January 27, 2024: The national public health agency of the US has issued a nationwide alert to healthcare providers to track measles, following a concern for a potential rise in imported cases associated with increased international travel in summer.
The Centers for Disease Control and Prevention has been notified of 23 cases from December 1 to January 23, including seven direct importations of measles by international travellers and two outbreaks with more than five cases each.
Most of these cases were among children and adolescents who had not received a measles vaccine even when they were eligible, according to a CDC statement.
The alert urged healthcare providers should be on alert for patients who have febrile rash illness and symptoms consistent with measles, and have recently travelled abroad, especially to countries with ongoing measles outbreaks.

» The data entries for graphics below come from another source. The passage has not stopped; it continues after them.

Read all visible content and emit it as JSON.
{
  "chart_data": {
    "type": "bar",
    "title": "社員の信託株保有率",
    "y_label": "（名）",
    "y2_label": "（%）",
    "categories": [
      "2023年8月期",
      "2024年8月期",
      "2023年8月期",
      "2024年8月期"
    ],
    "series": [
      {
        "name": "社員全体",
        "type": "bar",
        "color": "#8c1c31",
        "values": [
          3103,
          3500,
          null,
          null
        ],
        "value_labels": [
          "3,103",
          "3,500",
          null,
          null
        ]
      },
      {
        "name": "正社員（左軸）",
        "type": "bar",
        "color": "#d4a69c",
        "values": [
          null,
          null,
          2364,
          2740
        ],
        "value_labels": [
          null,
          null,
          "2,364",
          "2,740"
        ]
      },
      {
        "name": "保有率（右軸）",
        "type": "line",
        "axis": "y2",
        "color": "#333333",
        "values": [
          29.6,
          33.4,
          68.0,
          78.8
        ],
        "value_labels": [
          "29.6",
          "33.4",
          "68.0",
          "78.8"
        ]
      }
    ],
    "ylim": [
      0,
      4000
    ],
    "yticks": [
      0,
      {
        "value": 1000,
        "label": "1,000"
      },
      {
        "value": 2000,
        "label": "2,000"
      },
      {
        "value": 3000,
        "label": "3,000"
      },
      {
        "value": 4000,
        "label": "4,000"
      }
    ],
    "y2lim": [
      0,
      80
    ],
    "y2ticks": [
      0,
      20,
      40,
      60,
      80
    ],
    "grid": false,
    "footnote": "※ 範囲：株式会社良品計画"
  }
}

Infected people are contagious from four days before the rash starts through four days afterwards.
Measles cases often originate from unvaccinated or under-vaccinated US residents who travel internationally and then transmit the disease to people who are not vaccinated against measles.
“The increased number of measles importations seen in recent weeks is reflective of a rise in global measles cases and a growing global threat from the disease,” according to the CDC.
The agency told healthcare providers to isolate the patients suspected of malaria. “Healthcare providers should be adequately protected against measles and should adhere to standard and airborne precautions when evaluating suspect cases regardless of their vaccination status.”
Fever, red eyes
The hospitals must inform state health departments about suspected cases of measles “to ensure rapid testing and investigation.”
Measles can be dangerous, especially for babies and young children. Measles typically begins with high fever (may spike to more than 104°), cough, runny nose (coryza), and red, watery eyes (conjunctivitis).
Tiny white spots (Koplik spots) may appear inside the mouth two to three days after symptoms begin. Three to five days after symptoms begin, a rash breaks out. It usually begins as flat red spots that appear on the face at the hairline and spread downward to the neck, trunk, arms, legs, and feet.